Pam Murrell FICME, CEO of the Cast Metals Federation, CMF, describes the challenges that smaller, niche industry sectors face when trying to develop the specialist training programmes that they need. The casting industry tackled the problem through the industry bodies taking a lead role.
The skills challenge faced by many industry sectors is well known and the castings industry is no different. Colleges and training providers offer a range of engineering/manufacturing programmes, including apprenticeships, but these are often, and necessarily, more generic, to appeal to a wide range of sectors in order to achieve a critical mass of learner numbers. They aim to provide broad underpinning engineering and manufacturing skills. These programmes are not able to offer employers from the more niche and specialist sectors the specific skills required.
For the casting & foundry industry, some of these specific skills areas include moulding & coremaking (to understand binder chemistry and how to create complex core assemblies), toolmaking and die design, methoding (to design of the way in which the metal will enter the mould cavity), metallurgy (melt preparation & alloying) and foundry patternmaking.
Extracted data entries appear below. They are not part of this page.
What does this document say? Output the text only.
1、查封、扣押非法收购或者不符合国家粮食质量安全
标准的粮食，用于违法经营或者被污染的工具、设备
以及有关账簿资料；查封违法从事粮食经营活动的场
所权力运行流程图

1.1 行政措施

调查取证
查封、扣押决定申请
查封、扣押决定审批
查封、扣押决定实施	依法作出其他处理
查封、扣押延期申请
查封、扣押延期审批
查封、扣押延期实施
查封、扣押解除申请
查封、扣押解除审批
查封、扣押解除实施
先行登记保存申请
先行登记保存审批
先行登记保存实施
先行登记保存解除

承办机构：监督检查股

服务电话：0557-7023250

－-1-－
These need specialist equipment and specific expertise to teach them.
Yet the need for such training programmes exists as Adam Vicary, CEO of Castings plc explains. “Why should the industry not have access to relevant funded programmes using the levy, rather than making do with programmes that do not actually meet our skills needs? Companies such as mine need to be able to offer a proper apprenticeship to attract new recruits, and we need the skills in-house to meet the needs of the market”
So how to achieve this for the smaller niche sectors? The Department for Education, through the Skills Funding Agency and the Institute for Apprenticeships, are rightly keen for apprenticeships to be ‘employer-led’ but for a sector dominated by SMEs, how realistic is this?
The casting and foundry industry set about writing its own trailblazer standard at level 3 as soon as this was a possibility, to ensure that there was a relevant standard for our employers to access. The professional body (the Institute of Cast Metals Engineers, ICME) facilitated this, alongside the CMF, providing the secretariat, identifying a lead employer to chair the employer group and submit the application, organised meetings of the steering group and also funding an ‘industry person’ as a per diem contractor to do much of the leg-work to draft the standard.
This was not easy, as none of us were ‘educationalists’ and there was some ‘going round in circles’ with the SFA for a good while in the early days. One of our staff stepped in to facilitate the writing of the End Point Assessment plan as industry people, whilst having the occupational understanding, were not able to sufficiently interpret the SFA guidelines. But the upshot was that industry now has a funded apprentice standard that covers a good part of the industry’s skills needs. But there was a significant in-kind cost to the industry bodies and some of our employers, as well as the very real cost of bought-in expertise.
A new independent training company has since been established (Foundry Training Services Ltd) to deliver the training, with part time tutors recruited from industry and training for them to become instructors, all funded by a loan. There has also been no nationally funded help available for the development of the teaching and learning materials, which has been funded from charity reserves!
Separately the industry (actually the lead bodies in the main) have actively supported the establishment of the National Foundry Training Centre, funded through a local LEP. An employer was willing (and in a position to be able) to make some land available to ‘host’ the new facility, and there were industry suppliers who were keen to support and ‘sponsor’ some of the kit, which was a huge help.
There have been many challenges and difficulties to overcome, not least with getting employers engaged after years of no apprentices and no provision, and there have been significant setbacks along the way. This is a re-build after two decades since the last foundry college closed. But both the professional body and the trade association have promoted and supported this in numerous ways over recent years.
David Bisset of FSE Foundry Ltd says “Without the input from the lead bodies, a company like mine would not be able to access the specific training we need. Foundry and patternmaking courses are not courses that most colleges will be able to offer. Numbers of learners are small, the specialist knowledge does not exist within their teaching staff and learners may be geographically spread. So this creates real challenges. Without the drive and input from the Trade Association and the real financial input from the industry’s Professional Body, the provision would not be where it is today.”
Former student and now Quality Manager at Charter Castings, Sam Edwards, agrees, saying “I have certainly benefited from being able to follow a programme specific to the industry I work in – casting is a complex process with many variables, so having some more formal underpinning knowledge to complement the on the job experiences is in valuable when looking to problem solve”.
Whilst this is not perhaps the pure ideal of ‘employer-led’, the industry bodies have been instrumental in minimising the barriers for their employers - this is a strong argument for the role that industry bodies can play in supporting their industries, but also evidence of some of the challenges that we all face in the more ‘niche’ sectors of the manufacturing sector.